Statutory city (Czech Republic)

In Czech politics, a statutory city (Czech: statutární město) is a municipal corporation which has been granted city status by Act of Parliament. It is more prestigious than the simple title město ("town"), which can be awarded by the cabinet and chair of the Chamber of Deputies to a municipality which applies for it. Statutory city status is partially ceremonial; the mayor is called primátor, rather than the starosta of other municipalities. Statutory cities are allowed to subdivide into self-governing boroughs (sg. městský obvod or městská část) with their own elected councils; such a statutory city has to issue a statute (statut) that delimits power to boroughs. As of 2016 only seven of then total 25 statutory cities have done so.
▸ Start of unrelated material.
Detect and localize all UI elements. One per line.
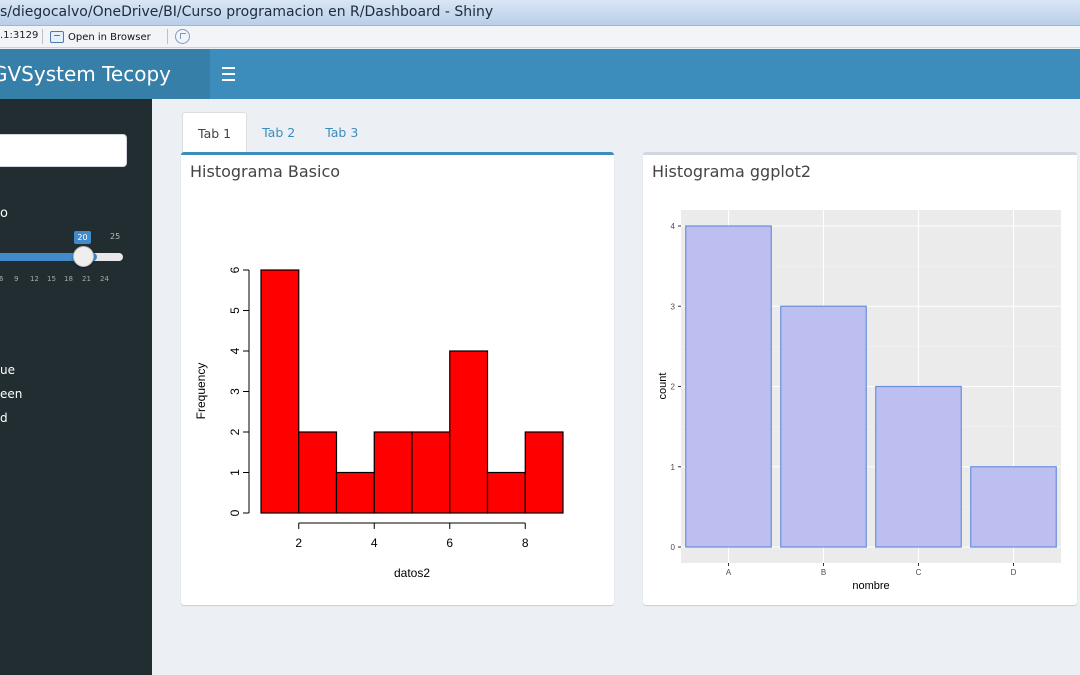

Also the capital of Prague, while not being de iure statutory city, is subdivided into similar self-governing boroughs.

Prague, Capital of the Czech Republic


The model, derived from its common origin in Austria-Hungary, was renewed after the fall of communism by the Act on Municipalities in 1990, which established 13 statutory cities in addition to Prague, the capital city which is a de facto statutory city. Unlike Austria, before districts of the Czech Republic were abolished only the three largest cities (Brno, Ostrava and Plzeň) constituted a district okres on their own; the others were a part (though always a capital, except Havířov) of a district with smaller municipalities. As the prestige associated with statutory city status grew, 12 additional statutory cities were created by the Act on Municipalities in 2000[1] and its four later amendments.

There are only two statutory cities, Havířov and Třinec, that are not seats of their eponymous districts.


Since August 2018, there are 26 statutory cities (plus Prague), comprising all Czech cities over 40 thousand inhabitants (and Třinec):

Name Population[2] Area (km²) Region Statutory city since
  Prague 1,324,277 496 Prague “time immemorial”
  Brno 381,346 230 South Moravian 1990
  Ostrava 287,968 214 Moravian-Silesian 1990
  Plzeň 174,842 138 Plzeň 1990
  Liberec 104,802 106 Liberec 1990
  Olomouc 100,663 103 Olomouc 1990
  České Budějovice 94,463 56 South Bohemian 1990
  Hradec Králové 92,939 106 Hradec Králové 1990
  Ústí nad Labem 92,716 94 Ústí nad Labem 1990
  Pardubice 91,727 78 Pardubice 1990
  Zlín 74,935 119 Zlín 1990
  Havířov 71,200 32 Moravian-Silesian 1990
  Kladno 69,337 37 Central Bohemian 2000
  Most 66,034 87 Ústí nad Labem 2000
  Opava 56,450 91 Moravian-Silesian 1990
  Frýdek-Místek 55,557 52 Moravian-Silesian 2006
  Karviná 52,128 57 Moravian-Silesian 2003
  Jihlava 51,216 79 Vysočina 2000
  Teplice 49,731 24 Ústí nad Labem 2003
  Chomutov 48,635 29 Ústí nad Labem 2006
  Děčín 48,594 118 Ústí nad Labem 2006
  Karlovy Vary 48,479 59 Karlovy Vary 1990
  Jablonec nad Nisou 45,773 31 Liberec 2012
  Mladá Boleslav 44,740 29 Central Bohemian 2003
  Prostějov 43,651 39 Olomouc 2012
  Přerov 42,871 59 Olomouc 2006
  Třinec 35,002 85 Moravian-Silesian 2018


  1. ^ Act on Municipalities (2000); Předpis č. 128/2000 Sb. Zákon o obcích (obecní zřízení) (in Czech)
  2. ^ "Population of Municipalities – 1 January 2020". Czech Statistical Office. 2020-04-30.